DWD, I see no reason you cannot do that. Check out Dutch's Thread about his new Lang in this wood smokers part of the forum. Someone else with more building experiance than me will be along soon to help. Good Luck with your build. Remember we like pictures!


----------



## roksmith (Nov 5, 2009)

Yea, you can do it.
I did that when I built my unit. The only issue I ran into was that it didn't quite heat up enough for me. It would only get to about 175.
Fixed that this past winter by joining the firebox right to the bottom of the warming box with 5 inch pipe and a dampener that I could close all the way down if need be. Now I can use the warming box to smoke, or close off the smoker and just use it for holding.


----------



## Dutch (Nov 5, 2009)

My unit has 2 -4 inch vents, each with it's own damper. I can smoke in the main chamber at 230* and with the 1/4 plate (acts as a heat sink) removed and the vents opened in the warming box, I can get the warming box temps into the 300's.
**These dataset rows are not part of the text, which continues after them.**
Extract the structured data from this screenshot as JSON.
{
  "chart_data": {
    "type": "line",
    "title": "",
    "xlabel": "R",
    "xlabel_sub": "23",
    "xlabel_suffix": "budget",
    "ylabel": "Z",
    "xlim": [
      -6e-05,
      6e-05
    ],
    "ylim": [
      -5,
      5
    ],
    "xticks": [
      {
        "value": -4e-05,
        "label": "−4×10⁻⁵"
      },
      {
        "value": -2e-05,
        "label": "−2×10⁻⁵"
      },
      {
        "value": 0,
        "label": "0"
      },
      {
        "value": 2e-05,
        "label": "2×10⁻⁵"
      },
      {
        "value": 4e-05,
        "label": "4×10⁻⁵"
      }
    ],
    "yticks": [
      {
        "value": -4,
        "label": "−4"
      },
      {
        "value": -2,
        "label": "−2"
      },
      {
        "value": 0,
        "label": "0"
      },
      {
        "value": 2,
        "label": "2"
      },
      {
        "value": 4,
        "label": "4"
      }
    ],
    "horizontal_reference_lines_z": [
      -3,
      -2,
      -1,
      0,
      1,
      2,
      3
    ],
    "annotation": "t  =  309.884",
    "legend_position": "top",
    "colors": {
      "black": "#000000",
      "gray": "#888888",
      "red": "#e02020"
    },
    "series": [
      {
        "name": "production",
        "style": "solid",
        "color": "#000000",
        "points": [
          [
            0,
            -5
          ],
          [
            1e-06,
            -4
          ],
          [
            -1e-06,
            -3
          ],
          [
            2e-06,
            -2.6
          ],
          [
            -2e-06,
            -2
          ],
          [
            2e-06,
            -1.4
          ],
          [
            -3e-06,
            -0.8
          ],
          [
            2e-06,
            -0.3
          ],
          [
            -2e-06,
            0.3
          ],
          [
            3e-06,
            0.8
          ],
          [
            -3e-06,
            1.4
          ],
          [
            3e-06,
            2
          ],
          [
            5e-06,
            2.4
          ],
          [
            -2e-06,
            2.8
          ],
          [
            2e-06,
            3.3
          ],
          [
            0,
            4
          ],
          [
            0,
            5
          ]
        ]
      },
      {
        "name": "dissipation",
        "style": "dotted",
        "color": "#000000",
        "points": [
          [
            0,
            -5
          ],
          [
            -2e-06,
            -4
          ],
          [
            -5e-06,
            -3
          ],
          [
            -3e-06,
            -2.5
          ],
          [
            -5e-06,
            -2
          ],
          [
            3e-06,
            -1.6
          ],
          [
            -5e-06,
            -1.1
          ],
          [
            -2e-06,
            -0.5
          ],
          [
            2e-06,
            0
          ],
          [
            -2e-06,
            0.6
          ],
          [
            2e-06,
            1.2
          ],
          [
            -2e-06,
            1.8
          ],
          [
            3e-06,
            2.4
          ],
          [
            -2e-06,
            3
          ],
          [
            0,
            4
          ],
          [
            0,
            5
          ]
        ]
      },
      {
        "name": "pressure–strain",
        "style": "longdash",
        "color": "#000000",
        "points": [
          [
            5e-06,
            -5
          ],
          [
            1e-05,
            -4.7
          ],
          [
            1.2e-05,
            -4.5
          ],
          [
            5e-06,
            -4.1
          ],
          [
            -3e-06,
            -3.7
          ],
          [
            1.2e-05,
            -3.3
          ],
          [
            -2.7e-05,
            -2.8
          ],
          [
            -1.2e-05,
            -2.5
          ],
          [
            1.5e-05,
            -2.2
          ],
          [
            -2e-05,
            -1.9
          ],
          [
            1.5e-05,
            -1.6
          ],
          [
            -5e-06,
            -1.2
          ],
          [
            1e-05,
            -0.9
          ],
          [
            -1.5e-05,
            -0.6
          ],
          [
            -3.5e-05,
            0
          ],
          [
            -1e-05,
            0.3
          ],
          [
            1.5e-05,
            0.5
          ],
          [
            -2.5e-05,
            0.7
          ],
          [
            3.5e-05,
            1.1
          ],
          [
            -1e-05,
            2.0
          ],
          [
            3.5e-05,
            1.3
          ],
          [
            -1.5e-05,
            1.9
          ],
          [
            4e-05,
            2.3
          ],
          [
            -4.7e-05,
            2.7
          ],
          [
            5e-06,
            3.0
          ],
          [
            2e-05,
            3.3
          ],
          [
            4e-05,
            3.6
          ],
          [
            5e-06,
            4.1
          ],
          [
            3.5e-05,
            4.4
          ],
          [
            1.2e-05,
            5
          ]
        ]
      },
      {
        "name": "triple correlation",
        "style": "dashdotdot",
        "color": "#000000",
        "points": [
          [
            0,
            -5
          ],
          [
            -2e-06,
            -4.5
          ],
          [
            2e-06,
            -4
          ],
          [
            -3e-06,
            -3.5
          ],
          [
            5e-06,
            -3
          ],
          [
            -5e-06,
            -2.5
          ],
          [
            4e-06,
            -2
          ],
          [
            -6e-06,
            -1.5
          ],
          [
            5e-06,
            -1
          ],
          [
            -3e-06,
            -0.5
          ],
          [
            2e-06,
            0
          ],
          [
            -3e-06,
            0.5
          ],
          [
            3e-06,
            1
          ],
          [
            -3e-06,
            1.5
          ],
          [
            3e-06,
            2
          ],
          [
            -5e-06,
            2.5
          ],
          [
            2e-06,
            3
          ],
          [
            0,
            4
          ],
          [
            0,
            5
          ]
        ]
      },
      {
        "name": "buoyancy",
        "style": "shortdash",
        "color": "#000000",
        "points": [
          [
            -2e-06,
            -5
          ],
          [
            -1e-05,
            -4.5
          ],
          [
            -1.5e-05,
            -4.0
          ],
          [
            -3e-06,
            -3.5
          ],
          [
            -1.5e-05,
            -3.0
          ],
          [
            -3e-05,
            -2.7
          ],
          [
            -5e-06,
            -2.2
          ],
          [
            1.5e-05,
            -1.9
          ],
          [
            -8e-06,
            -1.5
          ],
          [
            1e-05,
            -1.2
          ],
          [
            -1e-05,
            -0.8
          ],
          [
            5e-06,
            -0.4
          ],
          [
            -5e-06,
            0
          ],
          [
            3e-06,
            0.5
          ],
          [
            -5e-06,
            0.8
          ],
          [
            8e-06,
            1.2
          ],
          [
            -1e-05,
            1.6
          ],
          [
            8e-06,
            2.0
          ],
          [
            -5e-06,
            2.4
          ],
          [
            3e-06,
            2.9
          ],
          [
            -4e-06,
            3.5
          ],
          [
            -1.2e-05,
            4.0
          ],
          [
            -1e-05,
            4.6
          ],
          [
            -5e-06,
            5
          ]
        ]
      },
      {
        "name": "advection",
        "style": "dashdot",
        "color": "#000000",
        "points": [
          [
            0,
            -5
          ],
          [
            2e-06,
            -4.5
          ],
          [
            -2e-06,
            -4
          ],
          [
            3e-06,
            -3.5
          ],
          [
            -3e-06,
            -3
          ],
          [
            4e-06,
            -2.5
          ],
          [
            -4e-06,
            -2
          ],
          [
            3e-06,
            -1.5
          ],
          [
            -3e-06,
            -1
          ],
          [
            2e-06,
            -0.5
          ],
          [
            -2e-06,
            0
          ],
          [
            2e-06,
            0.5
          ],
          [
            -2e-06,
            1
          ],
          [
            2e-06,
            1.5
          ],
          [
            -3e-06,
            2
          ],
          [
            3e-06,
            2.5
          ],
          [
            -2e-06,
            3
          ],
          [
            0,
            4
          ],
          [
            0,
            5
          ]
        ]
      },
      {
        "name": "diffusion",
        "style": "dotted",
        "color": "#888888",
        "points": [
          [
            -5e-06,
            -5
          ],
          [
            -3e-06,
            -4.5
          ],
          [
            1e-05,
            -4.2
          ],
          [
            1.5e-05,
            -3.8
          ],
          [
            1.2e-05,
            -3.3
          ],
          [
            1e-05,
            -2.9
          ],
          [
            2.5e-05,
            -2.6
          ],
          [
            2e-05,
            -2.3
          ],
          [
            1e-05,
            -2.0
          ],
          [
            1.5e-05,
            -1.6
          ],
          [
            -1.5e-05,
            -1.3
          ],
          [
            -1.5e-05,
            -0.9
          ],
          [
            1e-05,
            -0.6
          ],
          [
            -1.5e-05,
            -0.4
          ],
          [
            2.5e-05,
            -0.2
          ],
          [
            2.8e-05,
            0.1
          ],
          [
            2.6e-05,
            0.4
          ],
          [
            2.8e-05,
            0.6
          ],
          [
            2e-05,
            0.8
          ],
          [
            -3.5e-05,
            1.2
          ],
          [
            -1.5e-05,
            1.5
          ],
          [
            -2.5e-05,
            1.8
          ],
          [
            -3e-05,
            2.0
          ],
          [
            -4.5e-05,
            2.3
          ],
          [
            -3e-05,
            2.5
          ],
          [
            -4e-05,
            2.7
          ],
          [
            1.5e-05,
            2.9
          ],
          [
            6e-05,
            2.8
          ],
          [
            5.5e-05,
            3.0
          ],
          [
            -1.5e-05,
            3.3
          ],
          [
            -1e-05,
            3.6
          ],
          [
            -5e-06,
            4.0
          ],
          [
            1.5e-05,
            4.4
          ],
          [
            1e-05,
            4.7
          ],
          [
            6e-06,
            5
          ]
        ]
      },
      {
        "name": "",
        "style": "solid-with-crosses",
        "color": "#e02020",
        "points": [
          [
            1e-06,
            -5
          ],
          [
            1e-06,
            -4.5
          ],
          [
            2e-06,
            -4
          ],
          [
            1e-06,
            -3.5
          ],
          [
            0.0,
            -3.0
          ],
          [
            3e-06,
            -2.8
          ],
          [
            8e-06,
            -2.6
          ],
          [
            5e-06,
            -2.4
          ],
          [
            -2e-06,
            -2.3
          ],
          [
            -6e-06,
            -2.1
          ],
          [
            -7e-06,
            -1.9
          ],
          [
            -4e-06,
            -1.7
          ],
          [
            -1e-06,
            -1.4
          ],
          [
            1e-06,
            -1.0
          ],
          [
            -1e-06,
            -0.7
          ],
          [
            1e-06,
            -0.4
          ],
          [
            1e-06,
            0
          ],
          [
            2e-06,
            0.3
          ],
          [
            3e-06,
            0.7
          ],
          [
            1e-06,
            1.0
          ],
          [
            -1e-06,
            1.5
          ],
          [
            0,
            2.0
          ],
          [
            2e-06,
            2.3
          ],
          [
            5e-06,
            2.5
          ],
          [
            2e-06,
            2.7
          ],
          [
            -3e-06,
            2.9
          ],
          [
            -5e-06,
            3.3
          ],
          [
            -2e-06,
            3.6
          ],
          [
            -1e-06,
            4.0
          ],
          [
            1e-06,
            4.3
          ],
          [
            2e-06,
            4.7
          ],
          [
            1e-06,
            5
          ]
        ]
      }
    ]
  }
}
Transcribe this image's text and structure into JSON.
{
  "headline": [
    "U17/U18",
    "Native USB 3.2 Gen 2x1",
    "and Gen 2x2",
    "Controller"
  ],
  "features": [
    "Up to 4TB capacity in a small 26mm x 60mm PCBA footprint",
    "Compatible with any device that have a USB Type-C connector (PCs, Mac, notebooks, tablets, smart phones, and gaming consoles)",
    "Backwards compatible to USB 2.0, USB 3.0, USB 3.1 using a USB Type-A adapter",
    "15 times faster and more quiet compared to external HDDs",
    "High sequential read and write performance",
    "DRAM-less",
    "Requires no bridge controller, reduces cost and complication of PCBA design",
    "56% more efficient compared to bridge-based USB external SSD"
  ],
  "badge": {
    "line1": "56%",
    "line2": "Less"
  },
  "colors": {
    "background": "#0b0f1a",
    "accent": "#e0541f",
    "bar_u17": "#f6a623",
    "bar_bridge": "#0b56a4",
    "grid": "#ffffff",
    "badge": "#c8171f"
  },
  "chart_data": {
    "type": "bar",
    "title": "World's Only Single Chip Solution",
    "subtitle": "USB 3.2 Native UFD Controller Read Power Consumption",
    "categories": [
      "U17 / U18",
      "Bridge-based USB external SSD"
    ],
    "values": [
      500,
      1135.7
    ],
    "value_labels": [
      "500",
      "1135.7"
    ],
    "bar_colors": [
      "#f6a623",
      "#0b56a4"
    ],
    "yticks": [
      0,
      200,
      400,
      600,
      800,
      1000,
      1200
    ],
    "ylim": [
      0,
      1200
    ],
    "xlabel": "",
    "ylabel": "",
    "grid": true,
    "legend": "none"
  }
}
Great for doing bean or baking biscuits.


----------



## deepwoodsdeacon (Nov 5, 2009)

Roksmith, Cman95 and Dutch.. thanks a million for the info that's just the stuff to get me all fired up for the weekend build. Wow Dutch, that new Lang shore is purty. I'm fairy certain I have plenty of FB to feed both main and warming box (22x224x24). Maybe I'll put the warming box up (as usual) but off to the side, so I can still use a 18" CI skillet or Dutch oven. Any thoughts? 
Thanks again,
DWD


----------



## scpatterson (Nov 5, 2009)

Heres some pictures of the inside of mine. I cook all my beans in mine and even put my ribs in there sometimes once I foild them. I have done several pies in it as well. It does run a little cooler than the inside of the cooker but only a fe degrees...Hope this helps


----------



## dforbes (Nov 5, 2009)

what is the theory of the air dampers in the top of the warmer box.
thanks in advance
Dennis


----------



## scpatterson (Nov 6, 2009)

Thats exhaust vents to draw from the ain chamber. there is a pipe at the bottom that flows into the main chamber with an adjustable baffle in between........


----------



## kpardue24 (Nov 9, 2016)

Scpatterson. Can you send me a couple photos of your smoker, how you connected it to what looks like a trailer, and explain where you put the RF plate".


----------



## ron petersen (Jul 18, 2017)

Anyone have any photos of the setup. Photobucket is now a paying site and cannot view photos.

I am looking to add intake on bottom of my FB into the warming box so it will act like a smoker if needed. Need ideas on how the adjustable vent plates work, etc. 

And is there a size required for the stack? Minimum size?

Thank You


----------